Aside from the obvious use of a plunger for unclogging your toilet, having one handy in each of your bathrooms can be useful for a variety of reasons. These convenient tools are equally successful at unclogging sink, tub and shower drains, so make sure to try it out before giving up or using harsh chemicals to unclog pipes.

Take Care of Your Garbage Disposal

Common myths like the idea that using hot water helps grease flow more easily down the drain and that eggshells help sharpen blades are actually harmful and negatively affect your disposal. Make sure you do the proper research before putting anything down your disposal, or call our friends at ASAP Plumbing for assistance.

Clean Out Your Drains Often

Cleaning out our drains periodically prevents unpleasant odors, standing water and bugs. Make sure you have a plan to schedule a drain cleaning at least once a month to ensure your pipes are well taken care of.

Know Where Your Main Water Shutoff Valve is Located

In the event of a plumbing emergency, knowing where the shutoff valve is located is crucial. Make sure you know where to find your valve and that it is easily accessible. Furniture, appliances or other items should never be placed in the way of this valve.

Get to Know Your Home’s Plumbing on Day One

The first weekend in a new home is the right time to walk through the whole plumbing system before anything goes wrong. Open every cabinet under every sink. Find the shutoff valves at each toilet. Locate the access panel for the water heater. Take photos as you go and label them on your phone with the room. The half hour you spend doing this once gives you a head start on every plumbing issue you’ll face for as long as you live there.

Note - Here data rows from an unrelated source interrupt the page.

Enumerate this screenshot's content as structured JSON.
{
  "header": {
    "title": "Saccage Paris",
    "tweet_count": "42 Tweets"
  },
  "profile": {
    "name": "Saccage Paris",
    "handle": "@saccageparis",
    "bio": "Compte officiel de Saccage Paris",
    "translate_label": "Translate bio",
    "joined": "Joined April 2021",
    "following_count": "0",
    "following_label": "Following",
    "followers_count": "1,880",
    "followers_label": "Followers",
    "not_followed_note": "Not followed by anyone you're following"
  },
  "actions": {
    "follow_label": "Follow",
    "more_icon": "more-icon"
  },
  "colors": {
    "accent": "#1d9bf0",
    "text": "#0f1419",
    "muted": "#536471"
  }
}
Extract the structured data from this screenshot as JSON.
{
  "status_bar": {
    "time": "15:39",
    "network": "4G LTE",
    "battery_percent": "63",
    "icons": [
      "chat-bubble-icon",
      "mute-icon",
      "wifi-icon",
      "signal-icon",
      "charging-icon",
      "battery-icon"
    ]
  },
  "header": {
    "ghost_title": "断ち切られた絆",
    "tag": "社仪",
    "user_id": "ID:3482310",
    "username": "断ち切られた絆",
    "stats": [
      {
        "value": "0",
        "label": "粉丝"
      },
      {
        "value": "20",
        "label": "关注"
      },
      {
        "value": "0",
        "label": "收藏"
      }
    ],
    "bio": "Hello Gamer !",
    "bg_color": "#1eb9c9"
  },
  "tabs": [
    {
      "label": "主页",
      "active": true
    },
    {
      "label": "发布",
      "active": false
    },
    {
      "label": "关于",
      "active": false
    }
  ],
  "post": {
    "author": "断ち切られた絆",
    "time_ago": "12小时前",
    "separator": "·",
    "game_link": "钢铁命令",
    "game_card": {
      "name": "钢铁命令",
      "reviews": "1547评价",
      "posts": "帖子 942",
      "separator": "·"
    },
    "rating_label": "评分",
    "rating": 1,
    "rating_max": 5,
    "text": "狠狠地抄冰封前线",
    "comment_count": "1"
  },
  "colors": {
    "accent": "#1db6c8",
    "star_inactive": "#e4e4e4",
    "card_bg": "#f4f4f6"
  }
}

Pay extra attention to the water heater. Note the brand, model, capacity and the year it was manufactured, which is usually printed on the label. Many tank-style heaters last 8 to 12 years, so knowing the age of yours tells you whether replacement is something to plan for soon or something you can put off. Take the same approach with the dishwasher, washing machine and refrigerator water line. The age of each tells you what to expect.

Read the Inspection Report One More Time

The home inspection from your closing is a useful document, but most buyers only look at it once. Pull it back out a few weeks after move-in and read it carefully. Inspectors usually flag minor plumbing items as informational rather than required repairs, things like a slow drain, a faucet with a small drip or a toilet that takes a long time to refill. Those weren’t dealbreakers at closing, but they are still real issues that get worse if ignored.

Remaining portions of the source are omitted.